Le régime cétogène, mieux qu’un régime minceur

14/01/2026

Le régime cétogène séduit au-delà de la perte de poids. Découvrez ses promesses face aux maladies chroniques.

À l’origine, c’était une approche médicale. Aujourd’hui, c’est un phénomène de société. Le régime cétogène – plus connu sous l’acronyme LCHF (Low Carb High Fat) – ne se contente plus de séduire les amateurs de transformation physique rapide. Il avance désormais ses pions sur le terrain de la santé publique, porté par un corpus scientifique ancien, mais redécouvert à l’aune des maladies chroniques modernes.

Une bascule métabolique complète

Le principe est simple, presque brutal : éliminer presque totalement les glucides de l’alimentation. Exit le sucre, le pain, les pâtes, les céréales. En retour, on charge la barque en lipides et en protéines. Privé de glucose, le corps passe en mode alternatif : il puise son énergie dans les graisses. Le foie transforme ces dernières en corps cétoniques, que le cerveau, loin de les rejeter, adopte sans résistance.

Cette stratégie modifie en profondeur le fonctionnement du métabolisme. Elle s’accompagne souvent de l’éviction du gluten et des produits laitiers, et privilégie les aliments bio. Une « alimentation hypotoxique », comme aiment à le souligner ses défenseurs.

Une piste contre les cellules cancéreuses

Mais au-delà du bien-être ou du tour de taille, c’est dans les laboratoires que le régime cétogène commence à faire du bruit. Plusieurs études pointent son efficacité comme adjuvant dans la lutte contre certains cancers. Les cellules malignes raffolent du sucre ; elles peinent en revanche à tirer parti des corps cétoniques. En réduisant l’approvisionnement en glucose, le régime fragilise la tumeur, sans nuire aux cellules saines, mieux équipées pour s’adapter.
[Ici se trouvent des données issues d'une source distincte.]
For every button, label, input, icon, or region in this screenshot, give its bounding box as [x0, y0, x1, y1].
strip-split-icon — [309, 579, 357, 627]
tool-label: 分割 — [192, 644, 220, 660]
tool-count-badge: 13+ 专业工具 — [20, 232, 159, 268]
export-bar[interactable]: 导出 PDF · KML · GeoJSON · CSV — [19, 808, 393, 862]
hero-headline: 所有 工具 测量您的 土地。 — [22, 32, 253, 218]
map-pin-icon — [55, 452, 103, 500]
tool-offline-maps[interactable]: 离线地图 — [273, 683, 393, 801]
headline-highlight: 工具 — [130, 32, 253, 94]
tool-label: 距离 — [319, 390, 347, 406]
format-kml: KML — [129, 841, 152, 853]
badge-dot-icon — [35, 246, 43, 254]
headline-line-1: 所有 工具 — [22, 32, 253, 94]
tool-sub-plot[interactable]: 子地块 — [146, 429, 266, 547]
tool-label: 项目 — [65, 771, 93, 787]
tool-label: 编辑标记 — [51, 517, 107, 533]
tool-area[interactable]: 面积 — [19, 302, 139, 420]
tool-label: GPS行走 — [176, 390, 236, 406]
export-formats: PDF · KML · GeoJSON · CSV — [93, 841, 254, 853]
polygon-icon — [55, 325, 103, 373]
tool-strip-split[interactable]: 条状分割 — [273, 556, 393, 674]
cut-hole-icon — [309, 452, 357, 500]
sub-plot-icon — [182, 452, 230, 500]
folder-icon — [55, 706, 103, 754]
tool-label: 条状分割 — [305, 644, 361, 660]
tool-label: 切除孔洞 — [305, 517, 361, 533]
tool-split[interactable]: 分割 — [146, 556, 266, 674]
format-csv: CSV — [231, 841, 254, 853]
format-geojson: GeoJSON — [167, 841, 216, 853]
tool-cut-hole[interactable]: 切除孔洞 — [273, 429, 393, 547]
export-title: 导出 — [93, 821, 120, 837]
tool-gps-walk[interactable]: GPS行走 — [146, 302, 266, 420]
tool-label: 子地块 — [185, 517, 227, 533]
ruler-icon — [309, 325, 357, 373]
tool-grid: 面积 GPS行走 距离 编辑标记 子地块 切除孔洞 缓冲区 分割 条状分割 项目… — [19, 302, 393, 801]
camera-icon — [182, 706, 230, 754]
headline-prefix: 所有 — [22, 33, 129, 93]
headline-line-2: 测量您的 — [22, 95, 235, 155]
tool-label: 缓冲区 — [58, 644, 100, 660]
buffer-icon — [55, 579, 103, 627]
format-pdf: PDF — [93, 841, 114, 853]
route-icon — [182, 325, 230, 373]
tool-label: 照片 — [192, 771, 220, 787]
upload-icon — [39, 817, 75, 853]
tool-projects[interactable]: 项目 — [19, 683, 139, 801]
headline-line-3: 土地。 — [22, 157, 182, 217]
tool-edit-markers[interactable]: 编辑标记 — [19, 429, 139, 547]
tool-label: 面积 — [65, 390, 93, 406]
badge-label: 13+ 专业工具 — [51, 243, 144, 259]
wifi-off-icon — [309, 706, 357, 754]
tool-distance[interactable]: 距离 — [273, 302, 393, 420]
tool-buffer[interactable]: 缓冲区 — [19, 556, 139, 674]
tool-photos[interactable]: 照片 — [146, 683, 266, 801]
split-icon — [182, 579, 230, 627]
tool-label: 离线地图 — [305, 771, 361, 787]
Ce levier thérapeutique est particulièrement exploré pour les tumeurs cérébrales. Et ce n’est pas tout. Les effets bénéfiques de ce mode alimentaire sont également étudiés pour l’épilepsie – son indication d’origine –, mais aussi pour Alzheimer, Parkinson, le diabète de type 2, les migraines chroniques et certains troubles du spectre autistique.

Mode d’emploi précis

La bascule ne s’improvise pas. Pour que le régime fonctionne, l’assiette doit être méthodiquement construite. Les protéines proviennent des poissons gras, des viandes, des œufs. Les lipides sont apportés par l’huile d’olive, l’avocat, les noix, avec une place de choix pour l’huile de coco, rapidement transformée en cétones. Côté végétal, priorité aux légumes verts pauvres en glucides : épinards, laitue, endives, kale, bette à carde.

À cela s’ajoutent quelques produits plus marginaux mais prisés : beurre de cacao, graines de chia, miso, cacao cru, tofu fermenté. À l’inverse, les interdits sont stricts : féculents, sucre raffiné, pâtisseries, sodas. Pour les irréductibles des pâtes, il reste le konjac. Pour les fruits, seules les baies rouges sont tolérées, en quantité limitée.

Entre promesse et contrainte

L’un des avantages mis en avant par les adeptes est la satiété rapide, induite par la forte densité énergétique des repas. De quoi limiter les fringales, donc les apports caloriques, sans sentiment de privation permanent.

Mais ce modèle alimentaire n’est pas sans heurts. La phase de transition peut s’accompagner d’effets secondaires – fatigue, maux de tête – le temps que l’organisme s’adapte à sa nouvelle source d’énergie. Et sur le long terme, la restriction alimentaire peut peser sur la vie sociale et réduire la diversité culinaire.